[REVIEW] Unchecked Savagery by Glenn Shaheen

savagery

Ricochet Editions

76 pages, $10.00

 

Review by Matt Pincus

 

Glenn Shaheen’s collection of flash fiction is a bitter, sardonic reminder of America’s abstract fears and paranoia of “other.” The stories are distinctly American through cultural tropes (in the first story, “Harry Loves Every Movie,” Crash, Hostel 2 and Failure to Launch are mentioned): Movies, songs, brand name stores, corporate gimmicks and overly dramatized clichés become patterned, dry jokes on tragic ironies in American personas.

The story “Personal Order” takes on the corporate marketing of deodorant, and distorts what is usually a pleasant aroma into the smell of McDonald’s grease. But the narrator says, “People just started coming closer, being more and more curious about my smell. I felt like I was always mobbed.” Although he is getting a desired social response, the smell of his deodorant carries a repulsive cultural history and also an individual, psychosomatic response. The tragic waste of consumer culture is nauseated, but still driven back to consumerism.

“Swordfight” is the story of a teacher’s meditation on a student’s comment (after a screening of Polanski’s Macbeth) about how swordfights are more technically virtuous in Pirates of the Caribbean. The valley girl’s criticism leads into the narrator’s own relationship, the happy distance between his lover and the same MGM’s greatest romances DVD collection they bought each other for their anniversary. A romantic, unconditional love is filled in by objects, which each individual knows are not enough to fill happiness in their lives.

Most of the tales are poignant reminders of deep infrastructural, visceral issues existing among American social groups. In many senses, Shaheen seems to be saying that the large bubble, or majority of America, exists with these fears and paranoia under a surface of abrasive, almost violent tension. I’m not sure, though, if this is all he wants the stories to say, or if he wishes they could’ve said more.

The best fiction, whether it be flash, short story, or novel, is always able to delve into subtle subjectivities of character, but these stories and sentences seem too bare, or rather too short, to carry a sense of how Shaheen’s protagonists live with these fears and how one can attempt to perceive and rationalize their human character.

“Heart of Glass” centers around a man who gives his friends their own personalized ringtones, another comment directed back to consumer economics. The ringtone given to his girlfriend is not his favorite song though, which comes as a revelation to her, and thus ruins their relationship.

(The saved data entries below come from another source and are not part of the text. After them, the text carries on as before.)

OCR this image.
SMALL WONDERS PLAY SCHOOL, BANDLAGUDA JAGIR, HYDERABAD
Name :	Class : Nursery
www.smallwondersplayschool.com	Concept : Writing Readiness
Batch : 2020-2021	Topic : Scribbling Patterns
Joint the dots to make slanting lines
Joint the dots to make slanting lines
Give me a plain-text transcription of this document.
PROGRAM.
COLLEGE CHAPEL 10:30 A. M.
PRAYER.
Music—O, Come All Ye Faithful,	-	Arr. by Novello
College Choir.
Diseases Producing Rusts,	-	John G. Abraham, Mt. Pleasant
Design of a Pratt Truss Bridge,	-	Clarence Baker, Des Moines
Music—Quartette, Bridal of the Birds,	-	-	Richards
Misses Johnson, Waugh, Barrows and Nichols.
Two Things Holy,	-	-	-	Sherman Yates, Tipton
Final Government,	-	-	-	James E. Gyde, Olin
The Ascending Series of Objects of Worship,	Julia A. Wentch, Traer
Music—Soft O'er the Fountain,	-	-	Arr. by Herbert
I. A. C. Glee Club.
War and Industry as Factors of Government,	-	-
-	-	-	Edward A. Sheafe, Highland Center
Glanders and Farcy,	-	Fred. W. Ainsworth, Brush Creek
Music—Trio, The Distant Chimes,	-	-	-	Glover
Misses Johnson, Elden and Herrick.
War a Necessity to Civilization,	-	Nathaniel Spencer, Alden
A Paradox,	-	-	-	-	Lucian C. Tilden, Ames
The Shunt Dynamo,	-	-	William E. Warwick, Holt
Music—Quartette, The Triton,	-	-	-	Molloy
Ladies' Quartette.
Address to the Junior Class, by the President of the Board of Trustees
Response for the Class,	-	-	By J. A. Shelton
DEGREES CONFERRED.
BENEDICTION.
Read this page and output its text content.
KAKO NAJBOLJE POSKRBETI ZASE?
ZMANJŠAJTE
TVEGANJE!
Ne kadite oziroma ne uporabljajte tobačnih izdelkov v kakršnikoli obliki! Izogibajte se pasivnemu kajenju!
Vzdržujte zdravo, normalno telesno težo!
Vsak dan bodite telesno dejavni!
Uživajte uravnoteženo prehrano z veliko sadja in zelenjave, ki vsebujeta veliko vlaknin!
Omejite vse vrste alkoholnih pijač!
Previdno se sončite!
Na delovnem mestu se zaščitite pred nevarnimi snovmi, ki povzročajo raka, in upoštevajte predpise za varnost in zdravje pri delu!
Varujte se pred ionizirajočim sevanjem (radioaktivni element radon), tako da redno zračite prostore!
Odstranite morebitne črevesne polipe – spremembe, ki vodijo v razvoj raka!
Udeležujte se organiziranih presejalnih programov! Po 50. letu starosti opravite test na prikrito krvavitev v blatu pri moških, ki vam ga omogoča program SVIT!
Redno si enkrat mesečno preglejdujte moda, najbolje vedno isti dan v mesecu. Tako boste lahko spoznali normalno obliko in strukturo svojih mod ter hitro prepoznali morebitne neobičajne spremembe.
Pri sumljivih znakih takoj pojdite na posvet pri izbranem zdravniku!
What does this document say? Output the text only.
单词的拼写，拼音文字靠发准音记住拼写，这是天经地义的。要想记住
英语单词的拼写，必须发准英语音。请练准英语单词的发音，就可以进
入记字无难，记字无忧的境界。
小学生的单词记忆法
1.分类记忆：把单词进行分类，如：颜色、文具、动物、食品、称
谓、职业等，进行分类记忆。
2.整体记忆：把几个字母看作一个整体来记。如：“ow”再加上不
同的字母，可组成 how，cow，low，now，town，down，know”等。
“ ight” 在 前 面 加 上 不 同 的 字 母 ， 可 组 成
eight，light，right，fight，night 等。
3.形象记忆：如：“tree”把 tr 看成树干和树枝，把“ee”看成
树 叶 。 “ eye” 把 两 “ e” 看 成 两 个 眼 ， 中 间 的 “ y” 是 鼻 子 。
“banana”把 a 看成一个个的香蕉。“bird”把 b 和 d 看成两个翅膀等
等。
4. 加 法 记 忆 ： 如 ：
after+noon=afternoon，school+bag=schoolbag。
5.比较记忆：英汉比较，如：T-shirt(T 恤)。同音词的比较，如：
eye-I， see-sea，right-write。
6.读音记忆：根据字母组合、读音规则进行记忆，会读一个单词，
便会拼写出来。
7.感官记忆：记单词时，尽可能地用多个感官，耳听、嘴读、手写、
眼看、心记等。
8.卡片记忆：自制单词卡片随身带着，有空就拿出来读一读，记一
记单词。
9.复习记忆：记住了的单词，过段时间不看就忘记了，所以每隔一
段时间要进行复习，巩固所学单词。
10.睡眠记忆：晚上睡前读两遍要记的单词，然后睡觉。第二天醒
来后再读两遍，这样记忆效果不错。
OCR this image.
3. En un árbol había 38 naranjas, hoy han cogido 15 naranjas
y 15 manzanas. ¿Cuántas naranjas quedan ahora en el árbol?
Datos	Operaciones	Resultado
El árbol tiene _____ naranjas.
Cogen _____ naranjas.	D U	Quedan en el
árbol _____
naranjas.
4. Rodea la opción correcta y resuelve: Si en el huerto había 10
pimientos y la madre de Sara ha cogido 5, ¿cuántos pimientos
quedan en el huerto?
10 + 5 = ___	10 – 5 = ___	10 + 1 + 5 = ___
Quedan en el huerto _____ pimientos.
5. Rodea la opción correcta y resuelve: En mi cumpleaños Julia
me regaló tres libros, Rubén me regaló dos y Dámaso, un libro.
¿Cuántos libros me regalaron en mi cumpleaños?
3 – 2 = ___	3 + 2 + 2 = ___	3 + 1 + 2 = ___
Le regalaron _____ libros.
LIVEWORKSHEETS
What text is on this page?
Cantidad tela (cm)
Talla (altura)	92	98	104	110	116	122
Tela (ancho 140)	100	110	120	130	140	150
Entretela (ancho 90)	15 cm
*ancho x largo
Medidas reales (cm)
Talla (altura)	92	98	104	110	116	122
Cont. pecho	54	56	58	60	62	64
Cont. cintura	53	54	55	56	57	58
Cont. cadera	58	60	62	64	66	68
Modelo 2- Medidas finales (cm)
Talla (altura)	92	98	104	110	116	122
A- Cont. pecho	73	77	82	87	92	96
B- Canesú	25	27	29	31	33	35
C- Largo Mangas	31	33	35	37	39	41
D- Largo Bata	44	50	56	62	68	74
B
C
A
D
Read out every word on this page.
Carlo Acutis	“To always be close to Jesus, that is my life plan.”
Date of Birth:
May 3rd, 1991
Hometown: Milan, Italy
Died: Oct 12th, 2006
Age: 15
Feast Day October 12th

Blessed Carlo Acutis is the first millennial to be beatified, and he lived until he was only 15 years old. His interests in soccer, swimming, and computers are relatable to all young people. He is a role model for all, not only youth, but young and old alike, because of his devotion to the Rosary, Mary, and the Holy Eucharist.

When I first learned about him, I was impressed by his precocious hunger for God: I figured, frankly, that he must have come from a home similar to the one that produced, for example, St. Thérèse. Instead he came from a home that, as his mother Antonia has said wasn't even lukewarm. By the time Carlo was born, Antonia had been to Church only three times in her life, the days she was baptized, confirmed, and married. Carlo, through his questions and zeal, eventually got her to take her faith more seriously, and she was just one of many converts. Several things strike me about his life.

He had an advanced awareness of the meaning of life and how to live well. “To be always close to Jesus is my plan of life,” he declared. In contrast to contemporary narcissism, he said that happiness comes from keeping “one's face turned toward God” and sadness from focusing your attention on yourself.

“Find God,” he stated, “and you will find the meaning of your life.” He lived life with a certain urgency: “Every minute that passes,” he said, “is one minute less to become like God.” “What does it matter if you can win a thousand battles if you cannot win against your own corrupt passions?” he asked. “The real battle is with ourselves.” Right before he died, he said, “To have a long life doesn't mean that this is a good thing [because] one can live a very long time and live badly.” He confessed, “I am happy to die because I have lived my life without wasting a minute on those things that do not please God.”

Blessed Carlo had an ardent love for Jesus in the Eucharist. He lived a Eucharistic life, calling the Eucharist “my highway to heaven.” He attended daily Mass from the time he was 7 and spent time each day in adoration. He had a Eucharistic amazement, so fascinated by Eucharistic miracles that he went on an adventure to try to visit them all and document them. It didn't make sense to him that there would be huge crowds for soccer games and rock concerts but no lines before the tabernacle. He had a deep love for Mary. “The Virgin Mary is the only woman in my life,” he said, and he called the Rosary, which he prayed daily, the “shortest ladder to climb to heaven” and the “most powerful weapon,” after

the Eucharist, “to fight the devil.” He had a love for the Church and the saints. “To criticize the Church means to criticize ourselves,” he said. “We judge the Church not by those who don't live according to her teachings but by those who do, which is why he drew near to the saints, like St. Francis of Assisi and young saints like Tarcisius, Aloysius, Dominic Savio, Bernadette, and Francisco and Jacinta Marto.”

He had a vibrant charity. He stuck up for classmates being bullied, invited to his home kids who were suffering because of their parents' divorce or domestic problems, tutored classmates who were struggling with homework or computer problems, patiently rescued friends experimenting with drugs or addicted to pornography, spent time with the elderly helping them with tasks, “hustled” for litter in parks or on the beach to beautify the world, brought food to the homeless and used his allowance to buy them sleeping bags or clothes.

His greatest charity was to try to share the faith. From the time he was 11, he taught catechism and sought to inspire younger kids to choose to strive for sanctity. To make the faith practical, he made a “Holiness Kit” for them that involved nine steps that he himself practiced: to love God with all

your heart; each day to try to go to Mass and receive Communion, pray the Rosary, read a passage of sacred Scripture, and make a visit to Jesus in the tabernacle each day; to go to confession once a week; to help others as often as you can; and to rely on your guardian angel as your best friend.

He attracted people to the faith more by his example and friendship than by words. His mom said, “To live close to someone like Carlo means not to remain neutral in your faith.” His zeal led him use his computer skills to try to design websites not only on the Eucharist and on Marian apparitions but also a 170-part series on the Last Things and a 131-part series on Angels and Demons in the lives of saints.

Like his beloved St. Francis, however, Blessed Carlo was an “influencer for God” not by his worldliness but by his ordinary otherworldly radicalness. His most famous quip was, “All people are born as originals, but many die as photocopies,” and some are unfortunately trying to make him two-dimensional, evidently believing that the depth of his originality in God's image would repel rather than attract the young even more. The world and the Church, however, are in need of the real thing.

The last metaphor in this story comes back to the narrator watching a food show, comparing the “delicate and precarious” flan to his love affair.  In essence, the acerbic or supposedly humorous commentary on consumer culture – reducing human beauty, emotion, body to personalized ringtones – is flattened by a volta of a cheap literary metaphor of food given with no narrative or historical context of the character.

I like flash fiction, but in Unchecked Savagery the flash is almost too short, and I leave each little vignette wanting a broader panorama of America; I want to see where each tale might intersect, and how each character is woven into the lives of a fabric, patchwork, a country.

***

Matt Pincus was born and raised in San Diego, CA. He holds B.A. in English and World Literature at Pitzer College and is an M.F.A. student at Naropa University’s Jack Kerouac School. He has written reviews for Bookslut, Necessary Fiction, RainTaxi, and the Volta 365 Blog.